SEC Charges Michael Liberty with Fraudulent Scheme to Defraud Investors and Misappropriate Funds

On April 4, 2018, the Securities and Exchange Commission charged Michael Liberty, the founder of the fintech startup now known as Mozido, Inc., with a fraudulent scheme to trick hundreds of investors into investing in his shell companies instead of Mozido. Michael Liberty and his accomplices then stole most of the more than $48 million raised to fund a lavish lifestyle that included private jet flights, multi-million dollar residences, expensive cars, and movie production ventures.

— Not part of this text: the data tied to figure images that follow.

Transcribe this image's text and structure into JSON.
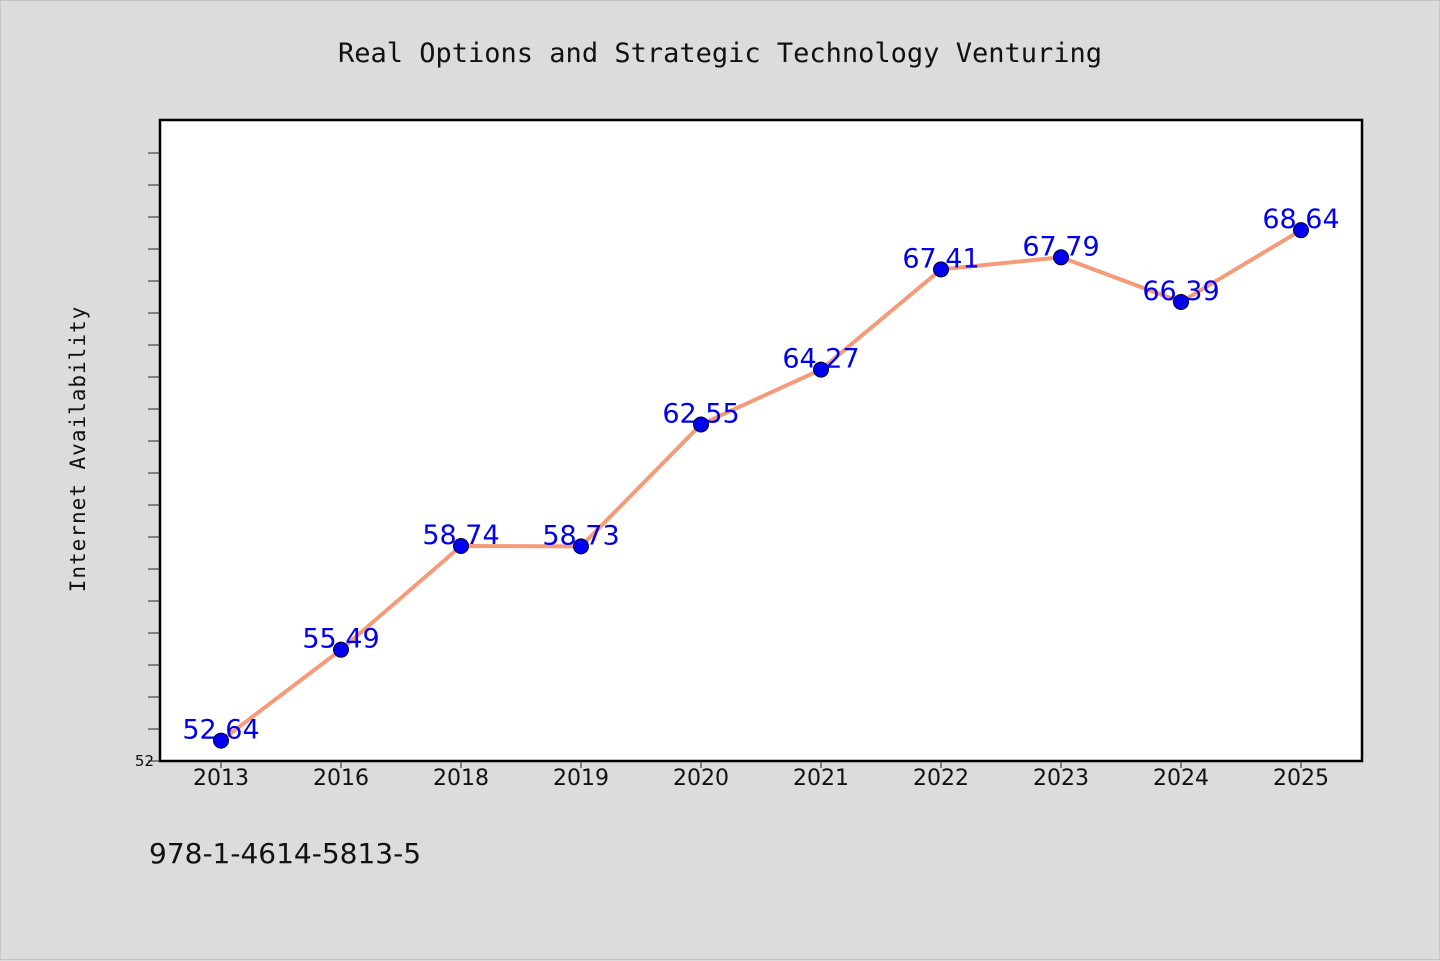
{
  "chart_data": {
    "type": "line",
    "title": "Real Options and Strategic Technology Venturing",
    "xlabel": "",
    "ylabel": "Internet Availability",
    "categories": [
      "2013",
      "2016",
      "2018",
      "2019",
      "2020",
      "2021",
      "2022",
      "2023",
      "2024",
      "2025"
    ],
    "series": [
      {
        "values": [
          52.64,
          55.49,
          58.74,
          58.73,
          62.55,
          64.27,
          67.41,
          67.79,
          66.39,
          68.64
        ],
        "labels": [
          "52.64",
          "55.49",
          "58.74",
          "58.73",
          "62.55",
          "64.27",
          "67.41",
          "67.79",
          "66.39",
          "68.64"
        ],
        "line_color": "#f59b7a",
        "marker_color": "#0000ee"
      }
    ],
    "ylim": [
      52,
      72
    ],
    "ytick_labels": [
      "52"
    ],
    "grid": false,
    "legend": "none"
  },
  "footnote": "978-1-4614-5813-5",
  "colors": {
    "background": "#dcdcdc",
    "plot_background": "#ffffff",
    "line": "#f59b7a",
    "marker": "#0000ee",
    "data_label": "#0000ee"
  }
}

The SEC’s complaint, filed March 30, 2018, alleges that Michael Liberty, his wife, Brittany Liberty, his cousin, Richard Liberty, Paul Hess, and attorney George Marcus induced investors to purchase unregistered interests in shell companies controlled by Michael Liberty that supposedly owned transferable interests in Mozido. In reality, the shell companies either did not own, or were not permitted to transfer, interests in the company. The SEC also alleges that Michael Liberty and his accomplices lied to investors about Mozido’s valuation and finances, the amount Michael Liberty had personally invested in Mozido, and the use of their funds. According to the complaint, Michael Liberty and his accomplices later orchestrated a series of transactions in which they used the investors’ own money to heavily dilute their interests and duped investors into trading securities for those worth more than 90% less.

The SEC’s complaint, filed in federal court in Maine, charges Defendants with violating the anti-fraud and registration provisions of the federal securities laws. Specifically, the complaint alleges that Michael Liberty; Brittany Abbass Liberty (“Abbass”); Richard Liberty; Hess; Marcus; Brentwood Financial, LLC (Brentwood Financial); BRTMDO Investments, LLC (BRTMDO); Family Mobile, LLC (Family Mobile); and Mozido Invesco, LLC (Mozido Invesco) violated Section 17(a) of the Securities Act of 1933 (Securities Act) and Section 10(b) of the Securities Exchange Act of 1934 (Exchange Act) and Rule 10b-5 thereunder, and, in the alternative Abbass, Richard Liberty, Hess, Marcus, Brentwood Financial, BRTMDO, Family Mobile, and Mozido Invesco aided and abetted those violations. It also alleges that Michael Liberty Abbass, Richard Liberty, Hess, Marcus, Brentwood Financial, BRTMDO, Mozido Invesco, Family Mobile, and TL Holdings Group, LLC violated Sections 5(a) and 5(c) of the Securities Act, and, in the alternative, Liberty, Abbass, Richard Liberty, Hess, and Marcus aided and abetted those violations. Finally, the complaint alleges that Hess and Richard Liberty violated Section 15(a) of the Exchange Act. Xanadu Partners, LLC has been named as a relief defendant.

The litigation is being led by Marc Jones, Peter Bryan Moores, Trevor Donelan, and Kevin Currid of the SEC’s the Boston Regional Office.